Camping: We’re Worth It!


You’re sitting in a canoe in the middle of a river surrounded by trees and dark, cool water full of living things like water lilies, a flock of floating geese, fish and bugs. The sky is bright and blue. You look around and something feels off. You can’t see a street or a car. You can’t see a telephone pole with wires stringing across the sky. You can’t see them because they aren’t there. You’ve set off on an adventure with no cell phone.

Paddling down a river to a beautiful New England island is an easy way to leave the world behind. I’ve done it, and I want to encourage you to consider taking a night or weekend to unplug from your technology and your life, and explore this beautiful world that you are a part of.

We spend so much time focused on screens that we need to give our brains a break. We’re worth it! Being in nature can reduce stress, and turning off our constant connection to others can allow us a moment to breathe, reflect and look inward. Camping is a relaxing form of escape. It’s also an economical one, so your wallet can breathe easy, too. It’s not too hard to make camping comfortable — I don’t like sleeping on the ground, so I plan ahead and bring what I need to make me happy. Here are my tips for a first timer:

  • Borrow equipment for your first time out to save money, but be sure to test everything in your living room or backyard prior to your departure so you can figure out how to set up your tent or blow up your mattress. You will also be able to make sure your mattress doesn’t leak. When you’re at your campsite, be sure to build camp before it gets dark.
  • Plan and prepare your food ahead of time. Everyone says it because it’s so important. The more you prepare ahead of time, the less you will have to clean, and that’s good because it’s harder to wash things in the woods. You’ll also save time cooking, and you can make some delicious meals. Instead of packing your favorite spices, put them in a resealable bag with some olive oil, and toss the bag in your cooler to marinate with your meats or vegetables. My favorite things to make are campfire packets in which your meats, veggies and marinade are all pre-wrapped in a heavy duty tin foil packet. When it’s dinner time, place the packet over campfire coals. Let it cook for about 40 minutes or until the meat is cooked and veggies tender, and you’re opening this hot, delicious dinner al fresco.
  • Forget fashion, bring layers. I love clothes, but camping is less about how cool you look and more about the right clothing for the season. You’re in control of your comfort, not a thermostat. Be prepared.
  • Bring extra toilet paper in a resealable bag with matches. You want your toilet paper to be dry, and extra toilet paper can work as a starter when your fire pit/wood is a little damp.
  • Don’t pack unnecessary weight, and bring lots of water. Choose H2O and weed over heavy beer and glass bottles for your camping fun. You already smell like a campfire.
  • Buy yourself a cool headlamp. You’ll look like a dork, but you will be the happiest dork in the woods if you can find your way to the bathroom in the middle of the night.
  • Go camping with people you like. Camping is not fun with your needy, high-maintenance, super-trendy or annoying friends. Go with the chill, self-sufficient friends who have control of their lives and have the most survival skills.
  • Check the weather and go when it’s nice. Sometimes it’s worth losing the campsite registration fee to take a trip when it’s sunny and dry.

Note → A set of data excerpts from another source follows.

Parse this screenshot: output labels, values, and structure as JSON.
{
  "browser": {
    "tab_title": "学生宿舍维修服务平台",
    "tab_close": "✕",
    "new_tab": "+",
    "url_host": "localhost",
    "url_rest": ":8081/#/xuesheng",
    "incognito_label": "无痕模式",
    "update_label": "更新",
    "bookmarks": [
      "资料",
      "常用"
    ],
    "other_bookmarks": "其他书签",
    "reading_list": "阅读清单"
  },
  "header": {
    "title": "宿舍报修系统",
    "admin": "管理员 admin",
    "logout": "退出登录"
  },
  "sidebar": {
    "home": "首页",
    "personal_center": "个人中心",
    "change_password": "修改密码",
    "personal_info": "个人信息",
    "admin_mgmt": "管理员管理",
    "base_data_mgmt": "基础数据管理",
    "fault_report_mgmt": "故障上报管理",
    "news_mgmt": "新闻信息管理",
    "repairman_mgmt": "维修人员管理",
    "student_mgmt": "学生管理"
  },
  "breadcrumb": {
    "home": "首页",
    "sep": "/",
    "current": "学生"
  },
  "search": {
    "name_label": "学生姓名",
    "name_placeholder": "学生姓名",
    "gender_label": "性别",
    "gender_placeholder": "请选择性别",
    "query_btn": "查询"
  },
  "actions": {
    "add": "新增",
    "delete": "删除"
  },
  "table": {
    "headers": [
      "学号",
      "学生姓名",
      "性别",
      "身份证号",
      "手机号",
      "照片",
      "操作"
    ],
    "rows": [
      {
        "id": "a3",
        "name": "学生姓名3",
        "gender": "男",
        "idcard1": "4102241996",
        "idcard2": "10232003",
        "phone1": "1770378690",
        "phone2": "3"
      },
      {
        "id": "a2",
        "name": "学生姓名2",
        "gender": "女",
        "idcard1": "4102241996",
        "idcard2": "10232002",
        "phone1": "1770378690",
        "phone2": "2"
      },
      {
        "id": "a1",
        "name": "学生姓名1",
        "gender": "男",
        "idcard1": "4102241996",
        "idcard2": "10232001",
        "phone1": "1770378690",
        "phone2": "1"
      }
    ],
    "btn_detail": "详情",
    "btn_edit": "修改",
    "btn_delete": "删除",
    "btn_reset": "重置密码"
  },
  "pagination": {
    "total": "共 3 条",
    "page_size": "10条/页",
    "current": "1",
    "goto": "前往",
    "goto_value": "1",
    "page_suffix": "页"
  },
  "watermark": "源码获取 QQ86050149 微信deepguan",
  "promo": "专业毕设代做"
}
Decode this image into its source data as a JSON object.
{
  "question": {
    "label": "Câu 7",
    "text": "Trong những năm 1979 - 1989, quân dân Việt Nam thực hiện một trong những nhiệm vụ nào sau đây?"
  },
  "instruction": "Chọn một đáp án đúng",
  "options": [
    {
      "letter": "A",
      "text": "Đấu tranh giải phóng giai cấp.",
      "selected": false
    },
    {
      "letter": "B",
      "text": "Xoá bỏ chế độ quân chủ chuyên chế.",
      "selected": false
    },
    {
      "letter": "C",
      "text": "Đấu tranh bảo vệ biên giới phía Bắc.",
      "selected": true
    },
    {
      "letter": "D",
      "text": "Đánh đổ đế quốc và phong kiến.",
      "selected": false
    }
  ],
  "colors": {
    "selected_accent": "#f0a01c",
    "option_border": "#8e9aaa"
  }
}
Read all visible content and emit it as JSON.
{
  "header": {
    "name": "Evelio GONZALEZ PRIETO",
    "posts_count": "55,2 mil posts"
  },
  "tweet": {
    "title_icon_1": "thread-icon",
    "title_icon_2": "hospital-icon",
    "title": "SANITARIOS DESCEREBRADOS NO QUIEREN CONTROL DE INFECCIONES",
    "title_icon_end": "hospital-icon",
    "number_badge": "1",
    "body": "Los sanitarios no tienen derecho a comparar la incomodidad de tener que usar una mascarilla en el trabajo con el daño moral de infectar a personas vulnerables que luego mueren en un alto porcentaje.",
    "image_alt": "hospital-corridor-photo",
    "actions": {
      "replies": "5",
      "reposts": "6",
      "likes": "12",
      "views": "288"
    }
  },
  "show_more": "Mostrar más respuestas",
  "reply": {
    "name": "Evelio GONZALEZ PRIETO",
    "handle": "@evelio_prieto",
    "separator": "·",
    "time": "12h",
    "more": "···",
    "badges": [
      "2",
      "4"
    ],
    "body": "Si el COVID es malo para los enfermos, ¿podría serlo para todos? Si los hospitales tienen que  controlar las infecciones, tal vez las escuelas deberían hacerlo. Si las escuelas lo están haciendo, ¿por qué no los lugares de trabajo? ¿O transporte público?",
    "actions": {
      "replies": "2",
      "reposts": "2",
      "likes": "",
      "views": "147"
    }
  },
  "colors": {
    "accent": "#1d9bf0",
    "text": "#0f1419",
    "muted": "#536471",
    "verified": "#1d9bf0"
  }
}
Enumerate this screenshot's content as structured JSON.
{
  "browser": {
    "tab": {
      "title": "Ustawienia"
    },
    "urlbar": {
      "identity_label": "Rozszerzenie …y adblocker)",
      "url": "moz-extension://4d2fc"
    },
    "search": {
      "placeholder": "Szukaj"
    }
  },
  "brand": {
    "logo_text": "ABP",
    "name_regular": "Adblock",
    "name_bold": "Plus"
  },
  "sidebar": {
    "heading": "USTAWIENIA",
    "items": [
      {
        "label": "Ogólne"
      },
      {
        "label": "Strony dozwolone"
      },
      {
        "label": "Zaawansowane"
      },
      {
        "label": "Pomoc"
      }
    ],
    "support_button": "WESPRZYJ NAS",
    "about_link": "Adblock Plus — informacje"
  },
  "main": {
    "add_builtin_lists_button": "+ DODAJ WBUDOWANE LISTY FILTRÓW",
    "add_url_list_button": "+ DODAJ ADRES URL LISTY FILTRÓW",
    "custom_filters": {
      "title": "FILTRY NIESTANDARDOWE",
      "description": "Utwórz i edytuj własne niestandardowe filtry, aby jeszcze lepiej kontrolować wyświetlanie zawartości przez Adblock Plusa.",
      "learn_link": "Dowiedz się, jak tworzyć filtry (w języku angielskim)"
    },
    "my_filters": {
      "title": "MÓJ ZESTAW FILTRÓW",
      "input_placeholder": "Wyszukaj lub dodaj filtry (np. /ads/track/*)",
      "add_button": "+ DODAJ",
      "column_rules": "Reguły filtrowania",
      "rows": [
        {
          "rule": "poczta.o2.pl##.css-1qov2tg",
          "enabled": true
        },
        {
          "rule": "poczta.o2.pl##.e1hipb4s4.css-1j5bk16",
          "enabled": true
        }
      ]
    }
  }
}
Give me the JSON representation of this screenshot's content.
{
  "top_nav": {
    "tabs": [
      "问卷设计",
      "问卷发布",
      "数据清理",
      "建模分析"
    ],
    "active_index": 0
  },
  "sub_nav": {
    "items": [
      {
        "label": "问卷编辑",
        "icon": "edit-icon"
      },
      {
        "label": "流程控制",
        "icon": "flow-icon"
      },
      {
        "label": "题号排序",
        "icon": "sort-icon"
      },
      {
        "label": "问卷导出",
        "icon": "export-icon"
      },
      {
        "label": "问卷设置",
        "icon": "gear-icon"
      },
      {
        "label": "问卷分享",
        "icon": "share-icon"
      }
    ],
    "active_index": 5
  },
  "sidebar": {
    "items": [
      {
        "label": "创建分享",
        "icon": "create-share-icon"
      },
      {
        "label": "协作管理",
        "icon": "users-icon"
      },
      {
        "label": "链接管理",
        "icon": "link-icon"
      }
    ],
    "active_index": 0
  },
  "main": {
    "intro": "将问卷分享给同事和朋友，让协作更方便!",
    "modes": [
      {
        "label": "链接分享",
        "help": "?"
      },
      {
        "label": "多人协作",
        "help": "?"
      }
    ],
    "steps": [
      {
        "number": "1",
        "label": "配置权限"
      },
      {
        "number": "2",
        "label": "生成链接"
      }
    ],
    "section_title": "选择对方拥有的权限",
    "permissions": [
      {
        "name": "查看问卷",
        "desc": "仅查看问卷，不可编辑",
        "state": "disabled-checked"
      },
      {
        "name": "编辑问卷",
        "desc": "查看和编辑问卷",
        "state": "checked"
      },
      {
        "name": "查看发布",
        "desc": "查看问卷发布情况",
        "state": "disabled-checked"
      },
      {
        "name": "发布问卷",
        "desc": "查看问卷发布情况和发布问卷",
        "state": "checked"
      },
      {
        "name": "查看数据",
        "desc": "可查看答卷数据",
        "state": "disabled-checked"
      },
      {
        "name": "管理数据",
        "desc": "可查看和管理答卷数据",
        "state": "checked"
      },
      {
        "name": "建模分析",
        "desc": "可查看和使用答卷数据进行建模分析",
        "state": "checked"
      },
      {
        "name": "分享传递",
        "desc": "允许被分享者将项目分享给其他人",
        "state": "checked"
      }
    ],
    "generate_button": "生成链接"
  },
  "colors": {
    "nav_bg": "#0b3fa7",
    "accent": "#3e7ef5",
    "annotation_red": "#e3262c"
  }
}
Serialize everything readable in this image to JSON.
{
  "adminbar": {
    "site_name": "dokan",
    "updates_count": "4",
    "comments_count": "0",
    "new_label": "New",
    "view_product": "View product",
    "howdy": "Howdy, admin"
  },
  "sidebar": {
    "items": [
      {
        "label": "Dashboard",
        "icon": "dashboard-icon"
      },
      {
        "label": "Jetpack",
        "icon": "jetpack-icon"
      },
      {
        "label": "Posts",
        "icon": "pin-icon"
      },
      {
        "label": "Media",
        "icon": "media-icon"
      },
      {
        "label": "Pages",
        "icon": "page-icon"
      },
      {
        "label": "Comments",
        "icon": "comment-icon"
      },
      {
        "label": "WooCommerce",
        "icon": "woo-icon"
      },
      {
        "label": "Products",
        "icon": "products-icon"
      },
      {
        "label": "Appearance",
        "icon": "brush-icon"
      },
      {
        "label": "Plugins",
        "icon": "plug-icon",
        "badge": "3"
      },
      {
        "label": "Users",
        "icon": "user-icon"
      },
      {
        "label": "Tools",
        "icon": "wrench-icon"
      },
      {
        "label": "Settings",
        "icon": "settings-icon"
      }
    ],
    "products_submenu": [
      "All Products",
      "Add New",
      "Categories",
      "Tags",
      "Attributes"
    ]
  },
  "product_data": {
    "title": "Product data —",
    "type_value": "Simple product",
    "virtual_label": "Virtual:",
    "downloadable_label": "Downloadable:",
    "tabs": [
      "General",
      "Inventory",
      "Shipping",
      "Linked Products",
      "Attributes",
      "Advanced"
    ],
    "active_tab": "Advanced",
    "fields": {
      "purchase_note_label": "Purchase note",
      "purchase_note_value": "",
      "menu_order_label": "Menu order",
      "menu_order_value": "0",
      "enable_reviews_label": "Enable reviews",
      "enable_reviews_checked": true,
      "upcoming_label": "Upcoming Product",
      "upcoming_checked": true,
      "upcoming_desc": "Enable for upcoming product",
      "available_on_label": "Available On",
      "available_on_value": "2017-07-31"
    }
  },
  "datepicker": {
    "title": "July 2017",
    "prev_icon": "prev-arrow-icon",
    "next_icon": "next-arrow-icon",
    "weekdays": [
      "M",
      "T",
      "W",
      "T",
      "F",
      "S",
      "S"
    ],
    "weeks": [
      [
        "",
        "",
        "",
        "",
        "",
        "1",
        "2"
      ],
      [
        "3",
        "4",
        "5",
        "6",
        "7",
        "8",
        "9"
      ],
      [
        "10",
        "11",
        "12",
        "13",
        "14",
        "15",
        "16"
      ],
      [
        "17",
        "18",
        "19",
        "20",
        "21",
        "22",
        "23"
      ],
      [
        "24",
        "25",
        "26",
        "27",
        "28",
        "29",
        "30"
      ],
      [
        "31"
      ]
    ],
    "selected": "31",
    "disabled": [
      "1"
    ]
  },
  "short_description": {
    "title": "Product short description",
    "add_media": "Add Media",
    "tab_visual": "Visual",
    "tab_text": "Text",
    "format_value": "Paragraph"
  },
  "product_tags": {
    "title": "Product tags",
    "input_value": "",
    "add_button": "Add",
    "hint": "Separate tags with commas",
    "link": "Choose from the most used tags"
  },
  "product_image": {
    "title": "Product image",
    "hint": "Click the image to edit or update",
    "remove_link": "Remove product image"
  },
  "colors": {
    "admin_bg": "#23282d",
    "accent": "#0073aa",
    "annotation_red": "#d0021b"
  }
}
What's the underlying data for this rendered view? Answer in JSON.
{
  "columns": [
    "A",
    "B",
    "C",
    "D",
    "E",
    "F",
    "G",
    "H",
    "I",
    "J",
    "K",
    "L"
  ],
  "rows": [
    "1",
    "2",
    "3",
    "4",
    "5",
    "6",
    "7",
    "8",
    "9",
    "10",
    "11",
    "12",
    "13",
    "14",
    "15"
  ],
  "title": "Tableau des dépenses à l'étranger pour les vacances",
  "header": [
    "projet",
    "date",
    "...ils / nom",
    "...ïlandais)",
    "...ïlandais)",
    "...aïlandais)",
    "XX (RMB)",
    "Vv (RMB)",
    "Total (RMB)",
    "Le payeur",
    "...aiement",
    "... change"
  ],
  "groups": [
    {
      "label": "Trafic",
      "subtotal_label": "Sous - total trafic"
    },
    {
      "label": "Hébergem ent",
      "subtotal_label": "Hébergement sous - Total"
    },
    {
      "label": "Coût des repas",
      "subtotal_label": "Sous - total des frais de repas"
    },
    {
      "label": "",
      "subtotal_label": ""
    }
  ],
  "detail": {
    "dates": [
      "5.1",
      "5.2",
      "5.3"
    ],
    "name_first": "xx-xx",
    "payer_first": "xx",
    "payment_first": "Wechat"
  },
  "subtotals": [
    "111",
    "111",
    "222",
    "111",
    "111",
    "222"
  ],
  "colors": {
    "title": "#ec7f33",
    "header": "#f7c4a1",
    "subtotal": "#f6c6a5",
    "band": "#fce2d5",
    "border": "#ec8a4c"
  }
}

When you camp, you leave everything you find familiar behind. When you leave your phone behind, you remove yourself from your connection to others and a stream of constant information. Once you set up home base and your campfire, your basic needs of sleeping and eating will be satisfied, allowing you to wonder, be with yourself and explore inward.

You might discover how stressed you really were at work, constantly checking for new emails or returning phone calls, texts, or other messages. You might have a lot of feelings that you can notice and reflect upon in detail. It’s the same detail you will begin to notice in your new surroundings. The variety of trees, the smell and crunch of the earth, the sound the wind makes and every other new experience will calm, delight and help bring you new insight into yourself and your place in this beautiful world. Or maybe the weed will. Good luck and adventure safely.